Terror in London London trotzt dem Terror

London · Und schon wieder Großbritannien. Am Pfingstwochenende haben Islamisten in der britischen Hauptstadt sieben Menschen getötet.

Behutsam legt die Frau den Strauß Blumen an einem gelben Verkehrspoller nieder. Sie hält kurz inne, wischt sich eine Träne aus dem Auge und blickt dann zu den Absperrbändern. Dahinter liegt die Gegend, wo sich sonst Touristen und Einheimische in Bars und Pubs tummeln, rote Doppeldeckerbusse im Stau stehen, Briten zur Arbeit eilen, das Leben pulsiert. Nun herrscht im Herzen der Metropole gespenstische Stille. Lediglich einige Forensiker in weißen Anzügen durchforsten Zentimeter für Zentimeter die leeren Straßen. Am Samstagabend rannten hier unzählige Menschen um ihr Leben, als drei Terroristen einen verheerenden Anschlag verübten. Es war kurz vor 22 Uhr. Rhiannon Owen, eine Krankenschwester in Ausbildung, hob gerade Geld ab, als ein Taxifahrer neben ihr hielt und schrie: „Lauf, lauf.“ Da sah sie bereits einen Mann mit einem langen Messer auf sie zukommen. Rhiannon rannte „so schnell sie konnte“.
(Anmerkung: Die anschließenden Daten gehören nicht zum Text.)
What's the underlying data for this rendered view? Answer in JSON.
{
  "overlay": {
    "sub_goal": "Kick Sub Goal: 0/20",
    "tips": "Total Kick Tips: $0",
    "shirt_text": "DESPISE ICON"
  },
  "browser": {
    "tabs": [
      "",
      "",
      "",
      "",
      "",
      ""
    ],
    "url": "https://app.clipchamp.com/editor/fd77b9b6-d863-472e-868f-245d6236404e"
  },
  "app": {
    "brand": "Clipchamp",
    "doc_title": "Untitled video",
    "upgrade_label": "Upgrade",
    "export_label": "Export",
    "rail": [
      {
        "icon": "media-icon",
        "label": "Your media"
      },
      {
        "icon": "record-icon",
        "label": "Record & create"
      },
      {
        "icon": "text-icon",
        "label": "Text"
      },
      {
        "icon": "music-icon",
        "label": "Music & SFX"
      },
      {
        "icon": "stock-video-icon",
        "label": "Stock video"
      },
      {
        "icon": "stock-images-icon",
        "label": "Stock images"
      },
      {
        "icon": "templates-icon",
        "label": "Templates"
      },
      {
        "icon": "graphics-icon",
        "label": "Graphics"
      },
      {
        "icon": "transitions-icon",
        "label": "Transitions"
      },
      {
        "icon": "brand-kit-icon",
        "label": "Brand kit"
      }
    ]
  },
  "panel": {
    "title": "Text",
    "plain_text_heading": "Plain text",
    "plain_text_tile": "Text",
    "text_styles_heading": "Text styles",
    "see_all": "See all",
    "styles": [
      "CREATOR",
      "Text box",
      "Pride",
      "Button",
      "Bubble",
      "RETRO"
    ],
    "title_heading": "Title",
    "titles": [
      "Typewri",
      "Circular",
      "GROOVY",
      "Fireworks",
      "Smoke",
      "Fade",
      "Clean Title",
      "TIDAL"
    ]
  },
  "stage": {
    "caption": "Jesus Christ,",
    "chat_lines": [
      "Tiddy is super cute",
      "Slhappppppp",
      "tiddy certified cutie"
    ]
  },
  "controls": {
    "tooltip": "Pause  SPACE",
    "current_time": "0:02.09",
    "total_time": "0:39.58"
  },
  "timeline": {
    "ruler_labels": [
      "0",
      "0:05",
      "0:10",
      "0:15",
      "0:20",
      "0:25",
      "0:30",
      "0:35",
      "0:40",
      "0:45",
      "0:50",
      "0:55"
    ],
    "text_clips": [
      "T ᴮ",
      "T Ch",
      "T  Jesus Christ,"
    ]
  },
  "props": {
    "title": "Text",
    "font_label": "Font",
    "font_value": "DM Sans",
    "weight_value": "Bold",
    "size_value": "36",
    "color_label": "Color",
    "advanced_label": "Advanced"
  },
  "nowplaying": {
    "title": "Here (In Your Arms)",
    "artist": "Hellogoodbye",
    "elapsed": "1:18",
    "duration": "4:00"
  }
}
Zuvor waren drei Männer in einem weißen Geländewagen über den Fußweg der berühmten London Bridge gerast. Danach sprangen sie aus dem Van, attackierten Menschen mit Messern und stürmten in die Bars und Restaurants rund um das Ausgehviertel um den Borough Market. Auch hier stachen sie wahllos auf Feiernde ein, einige der Angegriffenen wehrten sich, warfen Stühle, Tische und Biergläser nach den Tätern, die Vorrichtungen am Körper trugen, die wie Sprengstoffwesten aussahen. „Wegrennen, verstecken, andere informieren“ – so lautete die Aufforderung der Polizei bereits kurz nach dem ersten Notruf. Nur acht Minuten danach waren die Beamten zur Stelle und erschossen die Angreifer.

Trotz des schnellen Eingreifens wurden sieben Menschen getötet, darunter eine Kanadierin, die für ihren Verlobten nach London gezogen war, und ein Franzose. Dutzende wurden teils schwer verletzt. Auch Polizisten erlitten Verletzungen. So stieß ein Verkehrspolizist vor der U-Bahn-Station auf die Angreifer und versuchte, diese allein mit einem Schlagstock niederzustrecken. Er wurde dabei schwer verletzt. In der Regel tragen die Bobbies, wie die Ordnungshüter mit den glockenförmigen Hüten genannt werden, keine Waffe.

Obwohl die Stadt erschüttert ist, zeigen die Menschen in diesen Tagen vor allem eines: Trotz. Der Alltag wird fortgeführt. „Wir dürfen nicht nachgeben, sondern müssen den Geist dieser vielfältigen, multikulturellen und geeinten Gemeinschaft aufrechterhalten“, befand die Engländerin Sarah und sprach damit für etliche Londoner, die sich ähnlich äußerten. Sie war wie viele andere Briten gestern bereits wieder auf der London Bridge unterwegs zur Arbeit.Tausende Trauernde legten gestern am Tatort Blumen und bewegende Botschaften nieder. Londons Bürgermeister Sadiq Khan, selbst Muslim, hatte zu der Gedenkveranstaltung aufgerufen, um „der Welt zu zeigen, dass wir gemeinsam denjenigen entgegenstehen, die uns und unsere Lebensart schädigen wollen“.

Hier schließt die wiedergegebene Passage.